Symptoms often develop insidiously.

Typical symptoms of haemochromatosis include:

• Fatigue and generalised weakness
• Joint discomfort: particularly affecting the second and third metacarpophalangeal (MCP) joints
• Skin hyperpigmentation: giving a bronze or greyish hue (bronze diabetes when associated with diabetes mellitus)
• Abdominal pain: due to liver involvement
• Erectile dysfunction or amenorrhoea: due to hypogonadism
• Symptoms of diabetes mellitus (e.g. polydipsia, polyuria)
• Symptoms of heart failure (e.g. dyspnoea, peripheral oedema)

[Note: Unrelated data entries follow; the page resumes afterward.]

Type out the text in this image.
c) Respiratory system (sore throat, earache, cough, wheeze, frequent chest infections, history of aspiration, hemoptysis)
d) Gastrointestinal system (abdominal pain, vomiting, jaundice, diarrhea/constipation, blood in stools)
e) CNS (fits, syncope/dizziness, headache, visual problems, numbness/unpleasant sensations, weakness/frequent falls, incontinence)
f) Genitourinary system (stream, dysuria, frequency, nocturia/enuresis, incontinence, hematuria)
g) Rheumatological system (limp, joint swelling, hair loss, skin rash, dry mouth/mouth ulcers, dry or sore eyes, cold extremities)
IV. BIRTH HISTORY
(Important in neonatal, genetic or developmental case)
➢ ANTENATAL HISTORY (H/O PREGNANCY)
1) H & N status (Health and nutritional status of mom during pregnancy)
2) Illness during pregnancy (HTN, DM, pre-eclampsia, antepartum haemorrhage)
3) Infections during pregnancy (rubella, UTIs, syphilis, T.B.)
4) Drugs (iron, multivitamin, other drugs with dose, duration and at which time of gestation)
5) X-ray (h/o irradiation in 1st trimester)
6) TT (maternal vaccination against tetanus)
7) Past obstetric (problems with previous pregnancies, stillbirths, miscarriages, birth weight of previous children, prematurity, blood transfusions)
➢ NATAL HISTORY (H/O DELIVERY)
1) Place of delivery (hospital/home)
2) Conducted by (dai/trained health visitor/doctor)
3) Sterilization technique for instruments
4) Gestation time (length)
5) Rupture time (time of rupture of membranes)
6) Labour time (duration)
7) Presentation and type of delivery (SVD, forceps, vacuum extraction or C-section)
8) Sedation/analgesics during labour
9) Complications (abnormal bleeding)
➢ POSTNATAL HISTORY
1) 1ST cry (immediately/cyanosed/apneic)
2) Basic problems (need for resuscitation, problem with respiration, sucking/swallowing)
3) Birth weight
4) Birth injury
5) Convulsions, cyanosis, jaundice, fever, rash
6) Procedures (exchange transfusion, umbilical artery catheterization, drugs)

Other important areas to cover in the history include:

• Family history (e.g. genetic predisposition to haemochromatosis)
• Menstrual history (e.g. reduced or absent menstruation decreases physiological iron loss and may indicate hypogonadotropic hypogonadism secondary to iron overload)

Clinical examination

A complete abdominal examination should be performed to identify signs of organ involvement.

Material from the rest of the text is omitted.